Apa pun yang saya lakukan selalu salah, bahkan saya tidak melakukan apa pun tetap disalahkan.
Sejujurnya saya iri dengan adik saya, dan itu membuat saya benci dengan dia. Sesungguhnya dia bukan adik kandung saya, tetapi dia adalah anak angkat orangtua saya.
Saya tidak tahu kenapa orangtua saya selalu memanjakan dia. Apa pun yang dia lakukan selalu benar dan saya yang selalu salah. Saat jelas-jelas dia yang bersalah, tetap saja saya disalahkan.
Misalkan adik saya pergi pakai sepeda motor lalu jatuh, saya dimarahi karena saya membiarkan adik saya pergi dengan sepeda motor. Padahal saat kejadian, saya tidak ada di rumah.
Saya beralasan bahwa saya tidak di rumah, tetap disalahkan karena menaruh kunci motor sembarangan.

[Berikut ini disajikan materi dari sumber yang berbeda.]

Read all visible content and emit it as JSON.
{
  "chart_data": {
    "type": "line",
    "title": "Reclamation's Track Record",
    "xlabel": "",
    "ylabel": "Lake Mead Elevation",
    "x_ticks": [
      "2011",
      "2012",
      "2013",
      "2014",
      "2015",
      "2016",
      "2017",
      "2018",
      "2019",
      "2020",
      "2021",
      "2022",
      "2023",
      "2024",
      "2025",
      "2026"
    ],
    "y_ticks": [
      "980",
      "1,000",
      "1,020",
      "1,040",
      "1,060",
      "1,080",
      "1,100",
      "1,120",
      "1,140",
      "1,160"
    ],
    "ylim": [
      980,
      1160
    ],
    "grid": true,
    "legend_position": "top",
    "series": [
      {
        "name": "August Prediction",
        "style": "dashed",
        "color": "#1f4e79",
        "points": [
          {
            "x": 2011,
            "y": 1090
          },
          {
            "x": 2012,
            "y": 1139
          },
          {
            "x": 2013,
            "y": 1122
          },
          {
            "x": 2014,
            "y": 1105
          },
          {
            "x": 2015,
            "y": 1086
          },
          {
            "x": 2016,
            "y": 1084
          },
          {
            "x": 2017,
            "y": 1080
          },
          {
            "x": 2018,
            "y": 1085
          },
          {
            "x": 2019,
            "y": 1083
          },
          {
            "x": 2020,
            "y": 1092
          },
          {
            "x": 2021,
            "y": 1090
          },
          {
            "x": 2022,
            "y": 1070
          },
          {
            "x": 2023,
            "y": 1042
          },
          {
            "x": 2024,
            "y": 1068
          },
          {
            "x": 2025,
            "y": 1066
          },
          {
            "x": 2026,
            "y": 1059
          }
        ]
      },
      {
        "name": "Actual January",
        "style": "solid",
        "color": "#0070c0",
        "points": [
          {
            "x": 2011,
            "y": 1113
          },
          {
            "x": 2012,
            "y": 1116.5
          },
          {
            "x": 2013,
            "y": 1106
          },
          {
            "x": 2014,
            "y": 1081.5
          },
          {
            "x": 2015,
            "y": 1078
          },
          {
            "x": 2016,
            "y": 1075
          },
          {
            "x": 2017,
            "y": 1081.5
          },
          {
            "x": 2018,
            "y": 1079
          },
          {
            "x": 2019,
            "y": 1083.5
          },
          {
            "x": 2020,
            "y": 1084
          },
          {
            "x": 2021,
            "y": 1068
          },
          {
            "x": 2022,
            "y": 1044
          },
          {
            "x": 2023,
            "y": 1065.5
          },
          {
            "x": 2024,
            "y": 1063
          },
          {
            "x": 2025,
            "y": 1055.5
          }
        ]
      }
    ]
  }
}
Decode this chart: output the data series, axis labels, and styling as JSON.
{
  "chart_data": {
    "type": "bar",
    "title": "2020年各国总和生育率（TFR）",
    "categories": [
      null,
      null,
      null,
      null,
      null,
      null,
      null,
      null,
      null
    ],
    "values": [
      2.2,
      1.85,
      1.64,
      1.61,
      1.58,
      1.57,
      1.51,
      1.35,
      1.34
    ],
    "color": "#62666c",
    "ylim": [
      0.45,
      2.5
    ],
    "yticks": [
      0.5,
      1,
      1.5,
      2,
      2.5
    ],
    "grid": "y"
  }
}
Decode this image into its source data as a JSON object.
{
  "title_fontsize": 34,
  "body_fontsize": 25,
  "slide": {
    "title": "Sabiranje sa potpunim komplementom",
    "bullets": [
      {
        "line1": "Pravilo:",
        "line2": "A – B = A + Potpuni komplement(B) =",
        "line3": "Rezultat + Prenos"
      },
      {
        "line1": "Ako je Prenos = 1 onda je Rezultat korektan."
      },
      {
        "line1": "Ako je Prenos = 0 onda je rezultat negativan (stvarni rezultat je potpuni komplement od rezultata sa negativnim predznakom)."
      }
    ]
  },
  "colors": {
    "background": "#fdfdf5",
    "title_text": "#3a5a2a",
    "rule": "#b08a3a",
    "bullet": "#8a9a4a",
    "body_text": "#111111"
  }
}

Padahal setiap kali kunci motor diletakkan di situ.
Belum lagi kalau minta barang. Adik selalu diberi dan saya tidak pernah diberi.
Pastor, semua itu membuat saya semakin benci, kenapa saya yang adalah anak kandung justru diperlakukan seperti anak tiri?

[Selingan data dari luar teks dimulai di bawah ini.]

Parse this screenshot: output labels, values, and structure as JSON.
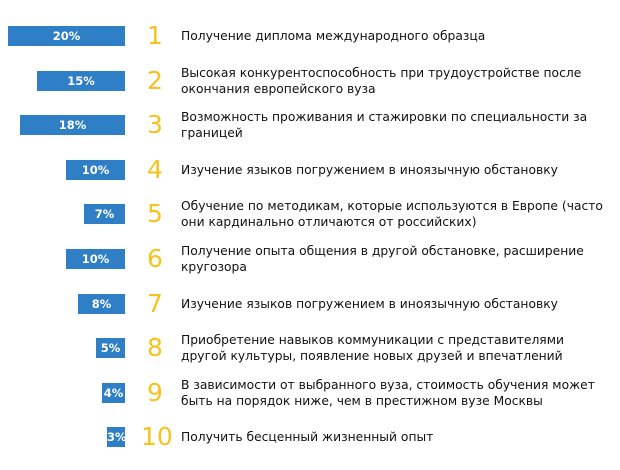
{
  "chart_data": {
    "type": "bar",
    "orientation": "horizontal",
    "unit": "%",
    "items": [
      {
        "rank": "1",
        "value": 20,
        "label": "20%",
        "text": "Получение диплома международного образца"
      },
      {
        "rank": "2",
        "value": 15,
        "label": "15%",
        "text": "Высокая конкурентоспособность при трудоустройстве после окончания европейского вуза"
      },
      {
        "rank": "3",
        "value": 18,
        "label": "18%",
        "text": "Возможность проживания и стажировки по специальности за границей"
      },
      {
        "rank": "4",
        "value": 10,
        "label": "10%",
        "text": "Изучение языков погружением в иноязычную обстановку"
      },
      {
        "rank": "5",
        "value": 7,
        "label": "7%",
        "text": "Обучение по методикам, которые используются в Европе (часто они кардинально отличаются от российских)"
      },
      {
        "rank": "6",
        "value": 10,
        "label": "10%",
        "text": "Получение опыта общения в другой обстановке, расширение кругозора"
      },
      {
        "rank": "7",
        "value": 8,
        "label": "8%",
        "text": "Изучение языков погружением в иноязычную обстановку"
      },
      {
        "rank": "8",
        "value": 5,
        "label": "5%",
        "text": "Приобретение навыков коммуникации с представителями другой культуры, появление новых друзей и впечатлений"
      },
      {
        "rank": "9",
        "value": 4,
        "label": "4%",
        "text": "В зависимости от выбранного вуза, стоимость обучения может быть на порядок ниже, чем в престижном вузе Москвы"
      },
      {
        "rank": "10",
        "value": 3,
        "label": "3%",
        "text": "Получить бесценный жизненный опыт"
      }
    ],
    "colors": {
      "bar": "#2f7fc6",
      "bar_label": "#ffffff",
      "rank": "#f5c31c",
      "text": "#111111"
    }
  }
}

Sementara adik yang adalah anak angkat justru diperlakukan seperti anak kandung.
Semakin hari semakin membuat saya marah dan jengkel sampai kejadian hari itu. Hari itu orangtua pergi dengan adik saya, dan saya disuruh jaga rumah.
Saya marah, karena hari itu jadwal saya main bola; tetapi saya malah dimarahin disuruh jaga rumah. Pastor, entah pikiran dari mana, sore itu saya sengaja membakar kamar orangtua dan kamar adik.

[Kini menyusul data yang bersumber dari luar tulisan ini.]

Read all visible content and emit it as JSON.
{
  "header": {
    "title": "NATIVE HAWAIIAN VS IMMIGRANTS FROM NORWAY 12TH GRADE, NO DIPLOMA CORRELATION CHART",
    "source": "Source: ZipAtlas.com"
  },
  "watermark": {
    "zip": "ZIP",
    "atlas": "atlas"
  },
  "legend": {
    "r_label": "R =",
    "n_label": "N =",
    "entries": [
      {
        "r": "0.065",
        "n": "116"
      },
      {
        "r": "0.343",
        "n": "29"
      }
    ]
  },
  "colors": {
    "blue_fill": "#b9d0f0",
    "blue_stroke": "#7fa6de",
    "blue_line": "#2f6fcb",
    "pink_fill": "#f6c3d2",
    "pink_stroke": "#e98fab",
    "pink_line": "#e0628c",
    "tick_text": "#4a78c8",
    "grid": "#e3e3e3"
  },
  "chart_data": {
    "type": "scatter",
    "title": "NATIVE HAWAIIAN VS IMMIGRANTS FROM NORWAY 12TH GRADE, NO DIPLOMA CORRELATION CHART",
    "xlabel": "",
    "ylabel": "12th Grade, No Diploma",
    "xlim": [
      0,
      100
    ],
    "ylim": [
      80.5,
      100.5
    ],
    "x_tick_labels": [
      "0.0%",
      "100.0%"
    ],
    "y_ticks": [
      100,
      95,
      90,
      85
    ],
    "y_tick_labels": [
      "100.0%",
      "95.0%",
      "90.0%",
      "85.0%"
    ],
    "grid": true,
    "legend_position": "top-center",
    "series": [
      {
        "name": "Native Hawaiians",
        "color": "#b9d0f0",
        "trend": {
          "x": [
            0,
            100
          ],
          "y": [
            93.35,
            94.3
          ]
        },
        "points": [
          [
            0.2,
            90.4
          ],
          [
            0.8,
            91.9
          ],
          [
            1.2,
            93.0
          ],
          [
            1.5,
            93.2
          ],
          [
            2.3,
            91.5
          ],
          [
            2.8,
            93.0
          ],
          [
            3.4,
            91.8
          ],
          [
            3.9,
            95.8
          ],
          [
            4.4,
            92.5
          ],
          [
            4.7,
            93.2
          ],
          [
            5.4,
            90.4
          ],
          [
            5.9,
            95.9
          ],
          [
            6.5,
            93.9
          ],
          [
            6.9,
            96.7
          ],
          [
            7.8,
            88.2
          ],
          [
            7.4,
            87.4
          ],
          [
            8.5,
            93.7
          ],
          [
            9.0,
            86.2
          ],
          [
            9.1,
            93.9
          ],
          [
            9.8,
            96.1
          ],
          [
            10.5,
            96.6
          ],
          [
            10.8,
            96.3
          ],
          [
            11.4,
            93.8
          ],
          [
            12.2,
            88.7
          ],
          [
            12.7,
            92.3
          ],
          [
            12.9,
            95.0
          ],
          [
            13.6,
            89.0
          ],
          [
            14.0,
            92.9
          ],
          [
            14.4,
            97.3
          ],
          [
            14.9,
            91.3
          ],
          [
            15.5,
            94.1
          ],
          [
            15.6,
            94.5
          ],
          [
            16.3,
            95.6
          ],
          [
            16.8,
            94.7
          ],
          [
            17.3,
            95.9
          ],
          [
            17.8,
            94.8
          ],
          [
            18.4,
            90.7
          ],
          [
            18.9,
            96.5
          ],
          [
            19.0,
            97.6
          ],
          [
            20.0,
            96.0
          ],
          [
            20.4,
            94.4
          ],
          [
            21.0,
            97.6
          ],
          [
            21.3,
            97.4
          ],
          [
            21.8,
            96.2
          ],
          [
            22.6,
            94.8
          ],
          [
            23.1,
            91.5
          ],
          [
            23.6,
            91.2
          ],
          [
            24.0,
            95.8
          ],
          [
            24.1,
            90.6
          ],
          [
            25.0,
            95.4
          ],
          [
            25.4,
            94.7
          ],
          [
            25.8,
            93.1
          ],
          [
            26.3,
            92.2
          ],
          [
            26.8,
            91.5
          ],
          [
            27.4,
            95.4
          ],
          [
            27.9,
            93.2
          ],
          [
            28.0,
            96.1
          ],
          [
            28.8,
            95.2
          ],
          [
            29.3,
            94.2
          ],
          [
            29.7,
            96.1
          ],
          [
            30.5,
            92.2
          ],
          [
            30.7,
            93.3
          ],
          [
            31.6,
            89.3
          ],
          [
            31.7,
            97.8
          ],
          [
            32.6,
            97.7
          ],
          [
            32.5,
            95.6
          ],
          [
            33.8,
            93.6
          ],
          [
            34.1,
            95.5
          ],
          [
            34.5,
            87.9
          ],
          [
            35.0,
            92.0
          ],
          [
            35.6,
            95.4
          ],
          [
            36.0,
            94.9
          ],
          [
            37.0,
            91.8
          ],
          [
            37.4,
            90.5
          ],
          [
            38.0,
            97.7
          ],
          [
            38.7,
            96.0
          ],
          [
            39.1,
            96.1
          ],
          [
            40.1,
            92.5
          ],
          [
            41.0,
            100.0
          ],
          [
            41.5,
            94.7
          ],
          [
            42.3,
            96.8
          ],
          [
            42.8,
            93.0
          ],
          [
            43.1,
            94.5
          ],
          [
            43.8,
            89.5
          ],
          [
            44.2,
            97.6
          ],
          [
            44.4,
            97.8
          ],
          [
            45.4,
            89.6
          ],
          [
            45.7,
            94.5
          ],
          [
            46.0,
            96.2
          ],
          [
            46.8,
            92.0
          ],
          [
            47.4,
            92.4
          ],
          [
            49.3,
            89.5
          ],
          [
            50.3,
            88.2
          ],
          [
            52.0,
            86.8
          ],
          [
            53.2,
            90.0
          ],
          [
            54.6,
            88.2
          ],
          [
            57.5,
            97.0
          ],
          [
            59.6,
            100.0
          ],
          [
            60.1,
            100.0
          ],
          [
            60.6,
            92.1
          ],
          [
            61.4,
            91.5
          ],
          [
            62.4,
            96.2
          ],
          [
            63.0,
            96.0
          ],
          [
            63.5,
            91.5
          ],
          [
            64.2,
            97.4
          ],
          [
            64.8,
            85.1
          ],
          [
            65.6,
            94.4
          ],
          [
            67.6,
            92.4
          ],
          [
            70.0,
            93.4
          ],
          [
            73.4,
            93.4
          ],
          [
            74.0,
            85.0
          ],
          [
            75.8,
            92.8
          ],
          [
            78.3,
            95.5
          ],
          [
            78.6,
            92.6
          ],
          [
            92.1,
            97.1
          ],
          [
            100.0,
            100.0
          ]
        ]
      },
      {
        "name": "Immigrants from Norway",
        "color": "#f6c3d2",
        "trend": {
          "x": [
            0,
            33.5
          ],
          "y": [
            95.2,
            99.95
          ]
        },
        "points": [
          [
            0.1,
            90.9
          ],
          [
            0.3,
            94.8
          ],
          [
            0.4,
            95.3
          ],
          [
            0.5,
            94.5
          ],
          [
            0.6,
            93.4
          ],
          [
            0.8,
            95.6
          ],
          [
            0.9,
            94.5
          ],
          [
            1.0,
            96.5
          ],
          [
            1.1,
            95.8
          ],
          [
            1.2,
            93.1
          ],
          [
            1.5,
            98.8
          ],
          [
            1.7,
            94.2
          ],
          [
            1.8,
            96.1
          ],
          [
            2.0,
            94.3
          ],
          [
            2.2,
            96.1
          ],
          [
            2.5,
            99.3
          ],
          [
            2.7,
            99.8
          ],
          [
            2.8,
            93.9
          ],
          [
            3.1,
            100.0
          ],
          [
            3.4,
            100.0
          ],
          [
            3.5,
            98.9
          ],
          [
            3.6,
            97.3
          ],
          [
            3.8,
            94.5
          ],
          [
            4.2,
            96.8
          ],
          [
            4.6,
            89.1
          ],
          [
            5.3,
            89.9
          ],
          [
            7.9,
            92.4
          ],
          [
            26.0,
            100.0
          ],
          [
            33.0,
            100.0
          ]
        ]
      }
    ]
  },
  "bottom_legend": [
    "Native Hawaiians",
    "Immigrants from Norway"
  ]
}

Saya tidak berpikir bahwa dengan itu membuat seluruh rumah dan beberapa rumah tetangga terbakar habis.
Itulah pastor kejadiannya dan sampai sekarang masih terus terbayang-bayang setiap malam,” anak muda itu mengakhiri kisahnya.
Satu sisi saya kasihan dengan anak muda ini, tetapi juga ngeri membayangkan apa yang terjadi.
Iri hati yang luar biasa membuat dirinya menjadi gelap mata, membuat keputusan yang menjadikan dirinya harus mendekam di Lapas.
Sebagaimana sabda Tuhan hari ini sejauh diwartakan dalam Kitab Samuel, iri hati Saul membuat dirinya membenci Daud dan berusaha untuk membunuhnya.
“Maka Saul mengatakan kepada Yonatan, anaknya dan kepada semua pegawainya, bahwa Daud harus dibunuh.”